David Robinson havia conseguido. Transforamara o Spurs em time grande na Liga. Conseguiu o único título que faltava em sua gloriosa e meteórica carreira. O Almirante havia finalmente libertado o Spurs; ele havia dado, ao entrar para a equipe, o primeiro passo do que futuramente seria o início de uma dinastia. David se retirou em 2003, e conseguiu fazer de sua aposentadoria ser uma grande festa. Uma comemoração ao segundo título obtido pelo Spurs. O Almirante deixava a NBA com dois anéis de campeão. Passava o bastão para Tim Duncan, que ainda conquistaria mais dois títulos (por enquanto!). Marcava seu nome na história como grande homem e jogador que foi. Ficará para sempre na memória dos torcedores do Spurs e dos amantes do basquete como o Almirante, como o homem que libertou San Antonio.
Médias de David Robinson na NBA
Carreira
Jogos: 987
Minutos jogados: 34271 (34,7 por jogo)
Pontos: 20790 (21,1 por jogo)
Rebotes: 10497 (10,6 por jogo)
Bloqueios: 2954 (3,0 por jogo)
Roubadas de bola: 1388 (1,4 por jogo)
Assistências: 2441 (2,5 por jogo)
FG%: 51,8
FT%: 73,6
Playoffs
Jogos: 123
Minutos jogados: 4221 (34,3 por jogo)
Pontos: 2222 (18,1 por jogo)
Rebotes: 1301 (10,6 por jogo)
Bloqueios: 312 (2,6 por jogo)
Roubadas de bola: 151 (1,3 por jogo)
Assistências: 280 (2,3 por jogo)
FG%: 47,9
FT%: 70,8
All-Star Games
Jogos: 10
Minutos jogados: 184 (18,4 por jogo)
Pontos: 141(14,1 por jogo)
Rebotes: 62 (6,2 por jogo)
Bloqueios: 13 (1,3 por jogo)
Roubadas de bola: 13 (1,3 por jogo)
Assistências: 8 (0,8 por jogo)
FG%: 58,8
FT%: 69,5
Prêmios e indicações
10 vezes indicado ao prêmio de MVP, vencendo uma vez (1995)

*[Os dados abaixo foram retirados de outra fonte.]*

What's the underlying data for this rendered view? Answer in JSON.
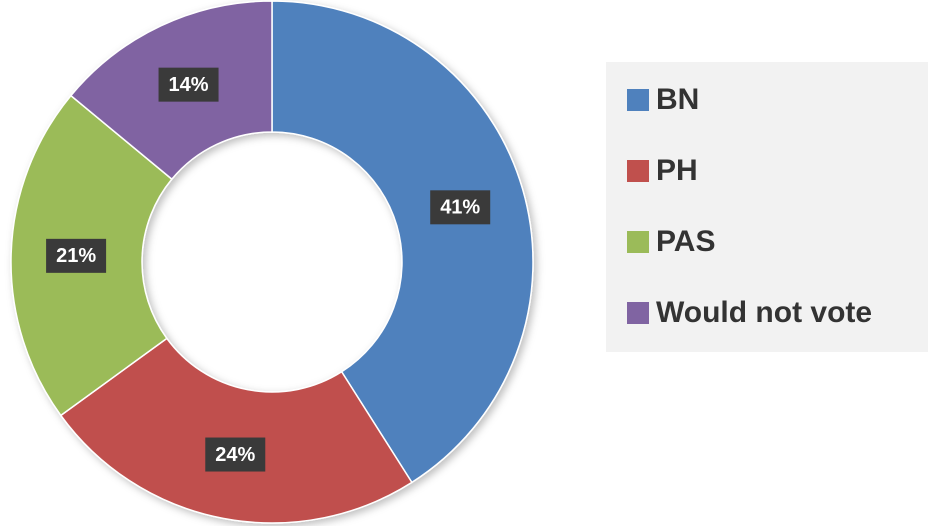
{
  "chart_data": {
    "type": "donut",
    "categories": [
      "BN",
      "PH",
      "PAS",
      "Would not vote"
    ],
    "values": [
      41,
      24,
      21,
      14
    ],
    "value_labels": [
      "41%",
      "24%",
      "21%",
      "14%"
    ],
    "colors": [
      "#4f81bd",
      "#c0504d",
      "#9bbb59",
      "#8064a2"
    ],
    "legend": "right"
  }
}
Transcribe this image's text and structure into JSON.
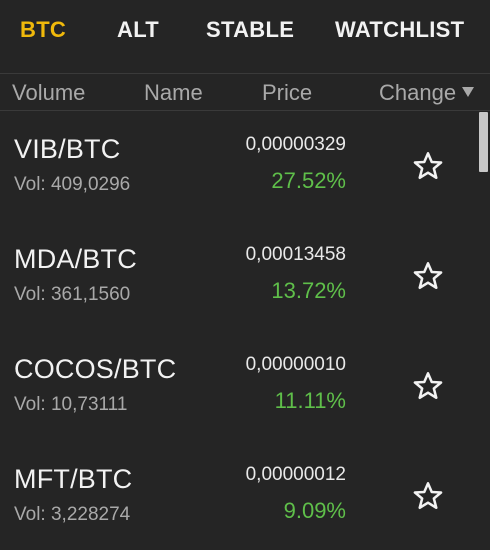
{
  "tabs": [
    {
      "label": "BTC",
      "active": true
    },
    {
      "label": "ALT",
      "active": false
    },
    {
      "label": "STABLE",
      "active": false
    },
    {
      "label": "WATCHLIST",
      "active": false
    }
  ],
  "columns": {
    "volume": "Volume",
    "name": "Name",
    "price": "Price",
    "change": "Change"
  },
  "rows": [
    {
      "pair": "VIB/BTC",
      "volume": "Vol: 409,0296",
      "price": "0,00000329",
      "change": "27.52%"
    },
    {
      "pair": "MDA/BTC",
      "volume": "Vol: 361,1560",
      "price": "0,00013458",
      "change": "13.72%"
    },
    {
      "pair": "COCOS/BTC",
      "volume": "Vol: 10,73111",
      "price": "0,00000010",
      "change": "11.11%"
    },
    {
      "pair": "MFT/BTC",
      "volume": "Vol: 3,228274",
      "price": "0,00000012",
      "change": "9.09%"
    }
  ],
  "icons": {
    "favorite": "star-outline-icon",
    "sort": "triangle-down-icon"
  },
  "colors": {
    "background": "#252525",
    "active_tab": "#f0b90b",
    "positive_change": "#5fbf4a",
    "muted_text": "#a9a9a9"
  }
}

Jogador com mais jogos na temporada (1990,1991)
Jogador com mais bloqueios na temporada (1991,1992)
Melhor reboteiro da temporada (1991, 1996)
Cestinha da temporada (1994)
NBA All First Team (1991, 1992, 1995, 1996)
NBA All Second Team (1994, 1998)
NBA All Third Team (1990, 1993, 2000, 2001)
All-Defensive First Team (1991, 1992, 1995, 1996)
All-Defensive Second Team (1990, 1993, 1994, 1998)
Segundo maior cestinha do Spurs, atrás apenas de George Gervin (se contarmos apenas jogos da NBA, Robinson é o maior, uma vez que Gervin marcou 4219 jogando no Spurs em sua época da ABA)
Escolhido para o Hall da Fama da NBA como um dos 50 maiores jogadores da história.